Calls to give boys anti-cancer jab
Schoolboys should be given the HPV vaccine to help protect them from some cancers, according to public and sexual health bodies.
Human papillomavirus (HPV) is linked to a range of cancers and a vaccine is already given to girls in the UK to reduce the risk of cervical cancer.
The Faculty of Public Health and the British Association for Sexual Health and HIV said boys should be vaccinated.
The Department of Health said there was no plan to extend the programme.
HPV infections are associated with cancer of the penis, vulva, vagina, anus, mouth and throat. It is spread by sexual contact.
In the UK, girls aged 12-13 are offered the HPV jab. Australia is the only country to routinely offer the vaccination to boys and girls.
Prof John Ashton, the head of the Faculty of Public Health, told the BBC: "It seems oral sex has become a very common part of the repertoire in young people and it does seem a likely part of the story of increases in oral cancer.
"We really need to discuss oral sex as part of sex education in schools and to look closely at extending the vaccine to all men."'Little benefit'
He said the reduced cancer risk would benefit all men, but the strongest case was in gay men.
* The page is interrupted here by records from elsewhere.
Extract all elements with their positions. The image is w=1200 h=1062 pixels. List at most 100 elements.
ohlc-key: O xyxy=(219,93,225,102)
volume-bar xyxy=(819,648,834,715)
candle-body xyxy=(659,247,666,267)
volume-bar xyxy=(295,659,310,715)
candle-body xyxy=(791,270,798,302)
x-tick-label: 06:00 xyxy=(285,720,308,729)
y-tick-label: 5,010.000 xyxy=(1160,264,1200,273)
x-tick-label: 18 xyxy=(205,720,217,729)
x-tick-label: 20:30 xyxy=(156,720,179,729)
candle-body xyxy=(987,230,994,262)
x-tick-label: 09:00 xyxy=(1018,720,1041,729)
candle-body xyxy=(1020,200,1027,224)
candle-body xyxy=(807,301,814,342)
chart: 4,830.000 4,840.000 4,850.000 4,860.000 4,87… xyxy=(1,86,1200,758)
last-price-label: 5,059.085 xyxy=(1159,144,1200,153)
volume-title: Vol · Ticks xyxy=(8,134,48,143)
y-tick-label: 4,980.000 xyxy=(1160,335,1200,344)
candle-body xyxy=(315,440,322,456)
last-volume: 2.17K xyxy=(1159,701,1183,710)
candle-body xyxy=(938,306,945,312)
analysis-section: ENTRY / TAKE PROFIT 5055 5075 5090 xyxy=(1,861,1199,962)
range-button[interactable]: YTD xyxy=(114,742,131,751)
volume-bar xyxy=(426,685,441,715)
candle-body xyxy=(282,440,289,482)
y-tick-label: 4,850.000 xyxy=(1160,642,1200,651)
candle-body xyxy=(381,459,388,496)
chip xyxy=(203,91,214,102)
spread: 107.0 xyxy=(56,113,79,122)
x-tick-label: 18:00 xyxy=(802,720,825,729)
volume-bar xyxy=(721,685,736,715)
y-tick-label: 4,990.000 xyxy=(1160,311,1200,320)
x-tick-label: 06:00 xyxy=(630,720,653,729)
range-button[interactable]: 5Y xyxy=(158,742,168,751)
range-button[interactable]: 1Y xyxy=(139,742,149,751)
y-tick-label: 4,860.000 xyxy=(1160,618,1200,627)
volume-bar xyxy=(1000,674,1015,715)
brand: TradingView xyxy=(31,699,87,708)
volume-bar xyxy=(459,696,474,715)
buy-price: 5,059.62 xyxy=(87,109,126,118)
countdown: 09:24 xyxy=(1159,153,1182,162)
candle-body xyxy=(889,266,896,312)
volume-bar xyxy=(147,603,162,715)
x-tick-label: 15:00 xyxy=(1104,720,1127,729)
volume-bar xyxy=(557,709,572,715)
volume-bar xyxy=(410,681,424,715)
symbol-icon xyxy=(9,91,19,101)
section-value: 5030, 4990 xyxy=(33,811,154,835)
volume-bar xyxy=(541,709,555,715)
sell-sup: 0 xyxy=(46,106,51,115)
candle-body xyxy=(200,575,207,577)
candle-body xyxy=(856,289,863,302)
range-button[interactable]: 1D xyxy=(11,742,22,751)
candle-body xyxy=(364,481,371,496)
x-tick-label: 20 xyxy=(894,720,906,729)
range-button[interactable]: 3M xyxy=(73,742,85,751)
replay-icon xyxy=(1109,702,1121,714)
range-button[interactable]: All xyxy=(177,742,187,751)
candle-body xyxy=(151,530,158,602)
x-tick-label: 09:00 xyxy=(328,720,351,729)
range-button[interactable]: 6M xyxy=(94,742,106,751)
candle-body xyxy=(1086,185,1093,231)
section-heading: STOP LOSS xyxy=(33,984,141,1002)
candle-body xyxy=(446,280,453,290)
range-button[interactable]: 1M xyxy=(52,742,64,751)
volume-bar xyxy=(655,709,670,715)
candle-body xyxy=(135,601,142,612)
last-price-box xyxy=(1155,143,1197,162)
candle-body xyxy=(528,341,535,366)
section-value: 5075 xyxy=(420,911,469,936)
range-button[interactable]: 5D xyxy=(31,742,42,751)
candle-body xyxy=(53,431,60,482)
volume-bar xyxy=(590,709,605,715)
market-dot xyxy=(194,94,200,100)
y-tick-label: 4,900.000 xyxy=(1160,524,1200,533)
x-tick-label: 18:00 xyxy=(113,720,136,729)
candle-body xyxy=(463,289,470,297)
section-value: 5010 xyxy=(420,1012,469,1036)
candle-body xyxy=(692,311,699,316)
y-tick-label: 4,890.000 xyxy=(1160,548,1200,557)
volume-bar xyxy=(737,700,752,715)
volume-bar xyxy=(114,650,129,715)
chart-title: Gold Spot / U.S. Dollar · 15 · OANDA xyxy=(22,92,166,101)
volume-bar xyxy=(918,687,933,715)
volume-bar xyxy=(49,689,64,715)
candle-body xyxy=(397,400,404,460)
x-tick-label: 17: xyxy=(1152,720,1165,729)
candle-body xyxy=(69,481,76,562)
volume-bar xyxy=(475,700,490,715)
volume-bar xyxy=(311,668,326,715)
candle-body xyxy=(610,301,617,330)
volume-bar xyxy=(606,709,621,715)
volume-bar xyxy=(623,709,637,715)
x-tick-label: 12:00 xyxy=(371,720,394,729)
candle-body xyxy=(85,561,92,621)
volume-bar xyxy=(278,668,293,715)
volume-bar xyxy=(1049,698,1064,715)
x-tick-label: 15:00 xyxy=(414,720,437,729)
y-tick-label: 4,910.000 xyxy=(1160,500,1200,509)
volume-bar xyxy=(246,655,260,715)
Reducing the prevalence of the virus in women would have knock-on effects for some men, but not for those having sex only with other men.
Dr Janet Wilson, the president of the British Association for Sexual Health and HIV, said: "We need to take action to address the lack of protection men who have sex with men receive from the current all-girls HPV vaccination programme.
"It is unfair that they remain unprotected."
However, a Department of Health official said there were "currently no plans to extend HPV vaccination to males, based on an assessment of currently available scientific evidence".
They added: "Vaccination of boys was not recommended by the Joint Committee on Vaccination and Immunisation because once 80% coverage among girls has been achieved, there is little benefit in vaccinating boys to prevent cervical cancer in girls."